Vor allem aber setzen sie auf das Thema Arbeitslosigkeit. Wenn die hoch ist, so ihre Annahme, hilft das der Opposition, ist sie niedrig, der Regierung. Bei vergangenen Wahlen in den USA haben sie das Ergebnis recht gut getroffen. Ob das auch in Deutschland klappt, ist aber fraglich, da die Arbeitslosigkeit bei dieser Wahl erstmals nur eine untergeordnete Rolle zu spielen scheint.

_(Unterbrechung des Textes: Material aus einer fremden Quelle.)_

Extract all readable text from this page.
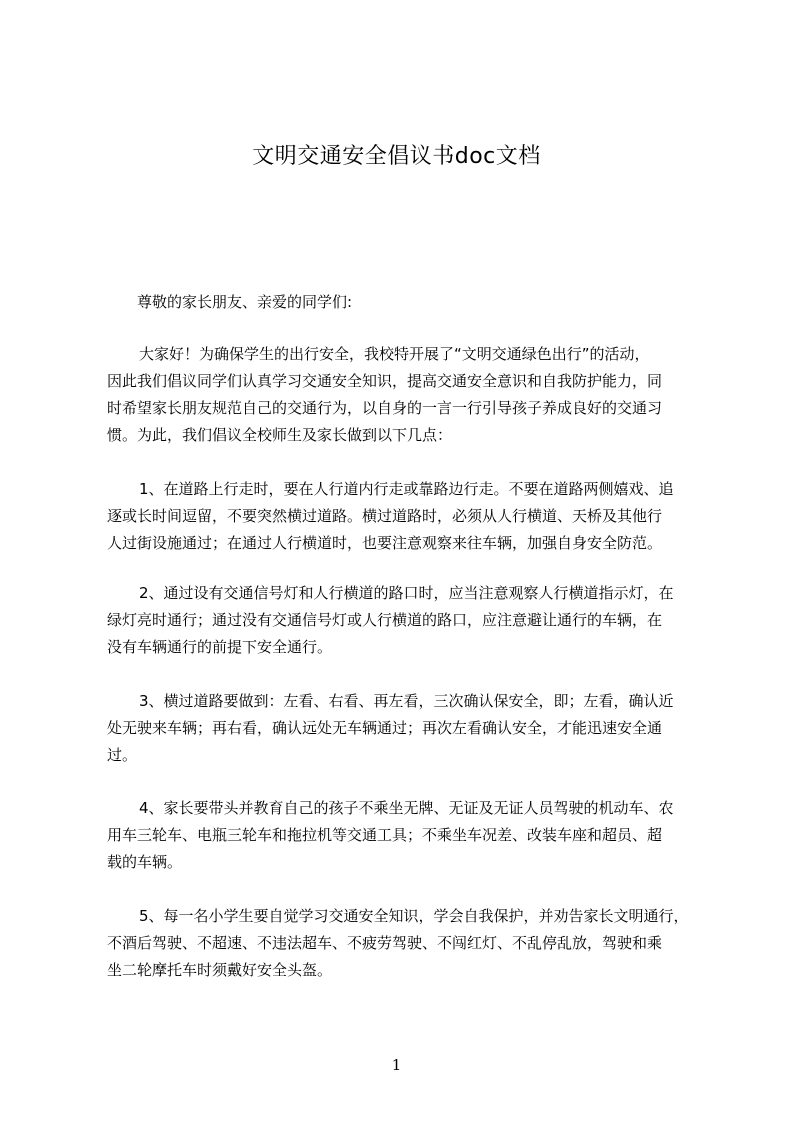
文明交通安全倡议书doc文档
尊敬的家长朋友、亲爱的同学们:
大家好！为确保学生的出行安全，我校特开展了“文明交通绿色出行”的活动，
因此我们倡议同学们认真学习交通安全知识，提高交通安全意识和自我防护能力，同
时希望家长朋友规范自己的交通行为，以自身的一言一行引导孩子养成良好的交通习
惯。为此，我们倡议全校师生及家长做到以下几点：
1、在道路上行走时，要在人行道内行走或靠路边行走。不要在道路两侧嬉戏、追
逐或长时间逗留，不要突然横过道路。横过道路时，必须从人行横道、天桥及其他行
人过街设施通过；在通过人行横道时，也要注意观察来往车辆，加强自身安全防范。
2、通过设有交通信号灯和人行横道的路口时，应当注意观察人行横道指示灯，在
绿灯亮时通行；通过没有交通信号灯或人行横道的路口，应注意避让通行的车辆，在
没有车辆通行的前提下安全通行。
3、横过道路要做到：左看、右看、再左看，三次确认保安全，即；左看，确认近
处无驶来车辆；再右看，确认远处无车辆通过；再次左看确认安全，才能迅速安全通
过。
4、家长要带头并教育自己的孩子不乘坐无牌、无证及无证人员驾驶的机动车、农
用车三轮车、电瓶三轮车和拖拉机等交通工具；不乘坐车况差、改装车座和超员、超
载的车辆。
5、每一名小学生要自觉学习交通安全知识，学会自我保护，并劝告家长文明通行，
不酒后驾驶、不超速、不违法超车、不疲劳驾驶、不闯红灯、不乱停乱放，驾驶和乘
坐二轮摩托车时须戴好安全头盔。
1
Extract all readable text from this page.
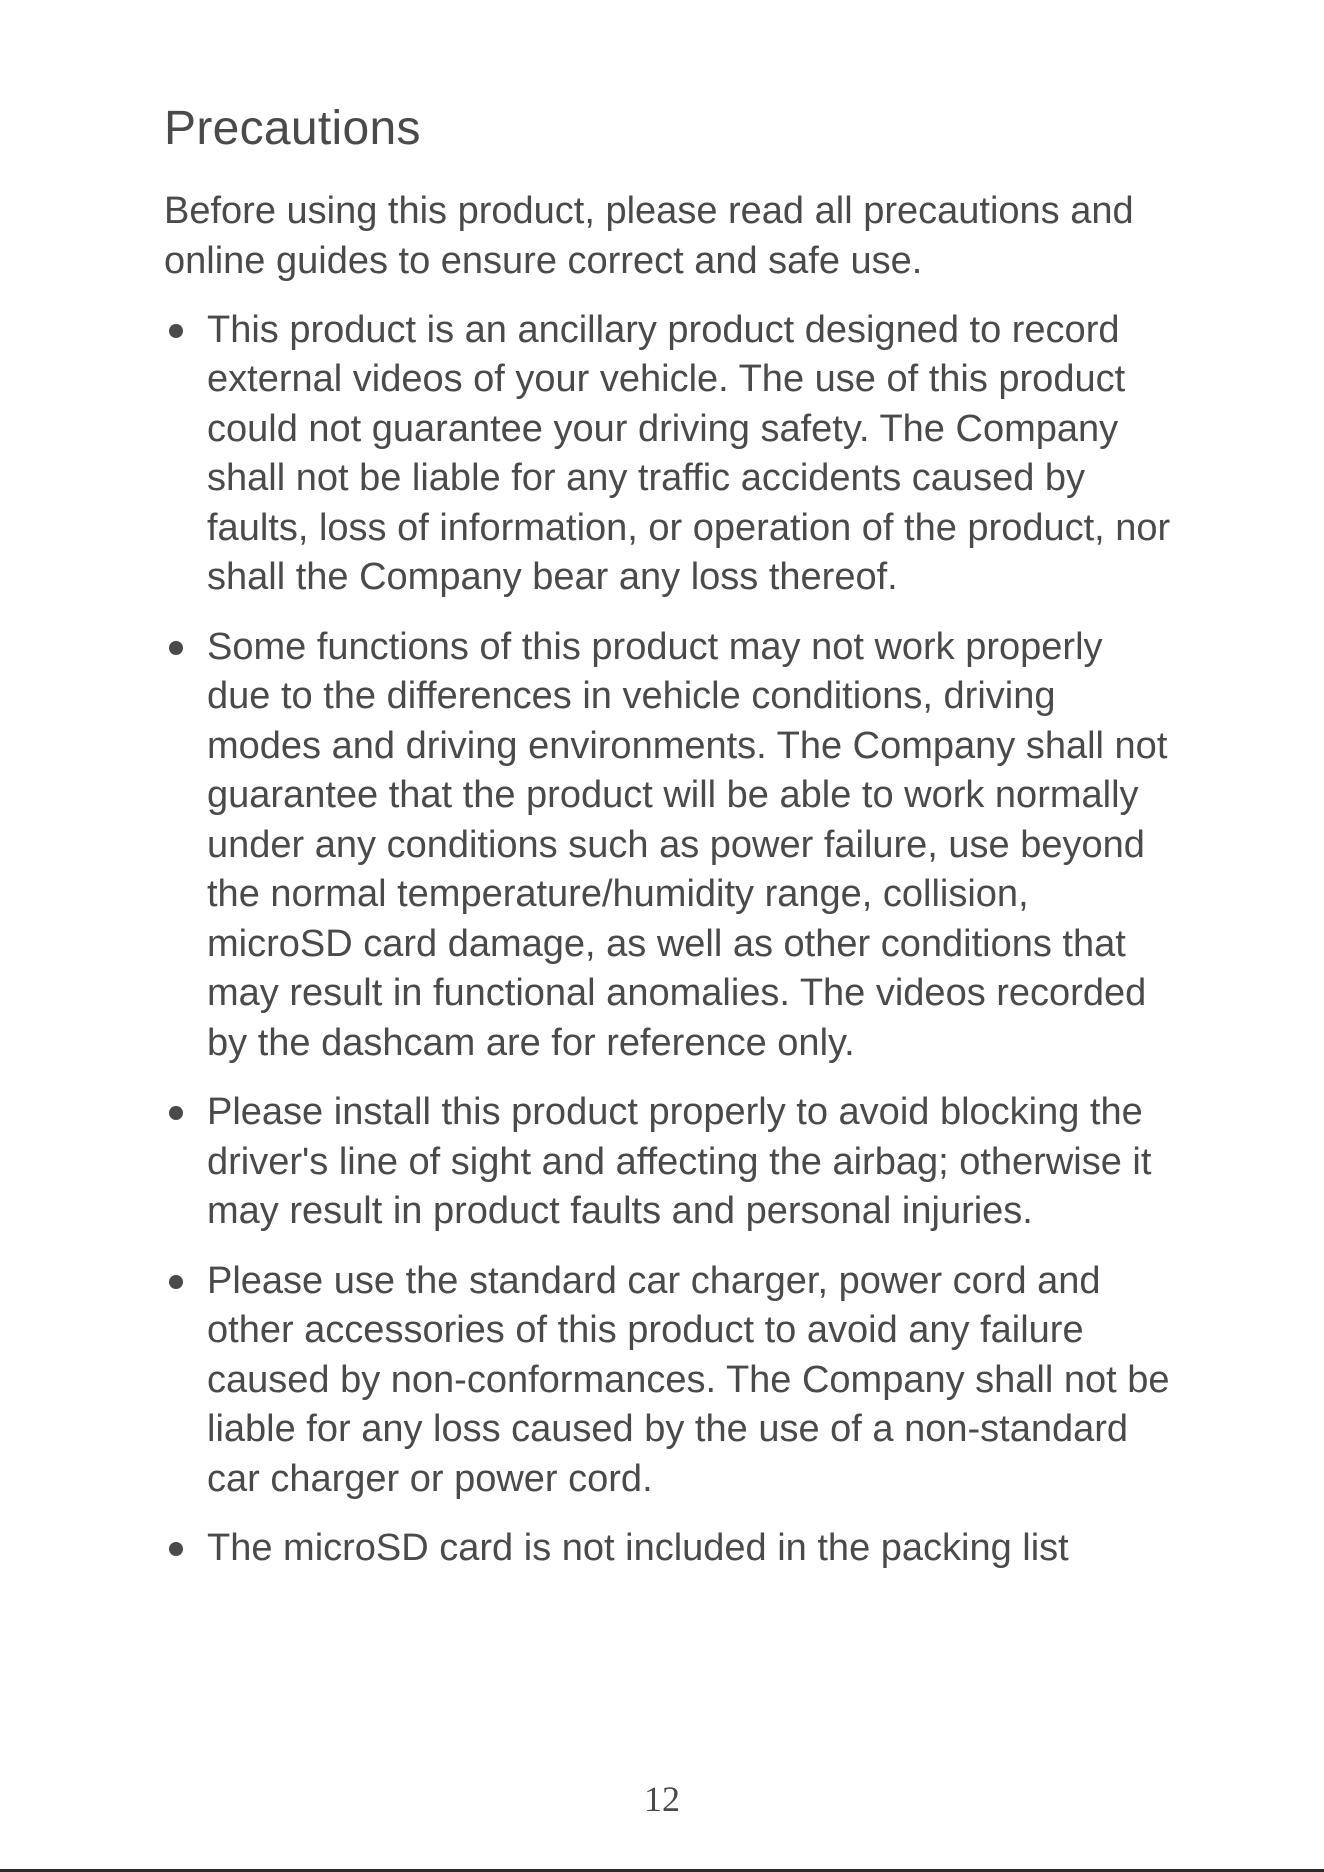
Precautions

Before using this product, please read all precautions and online guides to ensure correct and safe use.

This product is an ancillary product designed to record external videos of your vehicle. The use of this product could not guarantee your driving safety. The Company shall not be liable for any traffic accidents caused by faults, loss of information, or operation of the product, nor shall the Company bear any loss thereof.
Some functions of this product may not work properly due to the differences in vehicle conditions, driving modes and driving environments. The Company shall not guarantee that the product will be able to work normally under any conditions such as power failure, use beyond the normal temperature/humidity range, collision, microSD card damage, as well as other conditions that may result in functional anomalies. The videos recorded by the dashcam are for reference only.
Please install this product properly to avoid blocking the driver's line of sight and affecting the airbag; otherwise it may result in product faults and personal injuries.
Please use the standard car charger, power cord and other accessories of this product to avoid any failure caused by non-conformances. The Company shall not be liable for any loss caused by the use of a non-standard car charger or power cord.
The microSD card is not included in the packing list
12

Das Modell von election.de basiert neben der Aggregation von Umfrageergebnissen auf Prognosen für einzelne Wahlkreise. Der Macher Matthias Moehl gibt zudem an, dass er Informationen über Stimmensplitting und taktisches Wahlverhalten einbeziehe, wie genau das funktioniert, behält er aber für sich. Das Modell hat bei vergangenen Wahlen recht gut funktioniert und zudem den Vorteil, dass es mit den Wahlkreisschätzungen eine neue Information erschließt, die sonst außen vor bleibt.

Im deutschen Verhältniswahlrecht wirken sich die Erststimmenergebnisse – gerade nach der Wahlrechtsreform – jedoch kaum auf die Sitzverhältnisse aus. Zudem sind sie in den meisten Kreisen sehr stabil. Auch die Tatsache, dass über die konkrete Methode wenig preisgegeben wird, macht eine Bewertung des Modells schwierig.

Während der Bundestagswahlkampfs analysieren die WirtschaftsWoche und der Datenspezialist Attensity mit einer Sprachanalysetechnik, wie das Netz über Parteien und Politiker diskutiert.

Ein besonders einfaches quantitatives Verfahren ist das naive Sonntagsmodell.  Dafür werden die vergangenen drei Wahlergebnisse mit der aktuellen Sonntagsfrage kombiniert. So soll die tendenzielle Überzeichnung der Stimmungen in Umfragen ausgeglichen werden, ohne Transparenz einzubüßen. Darin liegt auch der Vorteil dieser Prognose. Liegen jedoch beide Quellen falsch, potenzieren sich diese Mängel. Der Prognose fehlt an dieser Stelle die Korrektur durch eine Variable, die zumindest ansatzweise unabhängig wäre. Zudem ist das Modell neuen Parteien gegenüber tendenziell zu skeptisch.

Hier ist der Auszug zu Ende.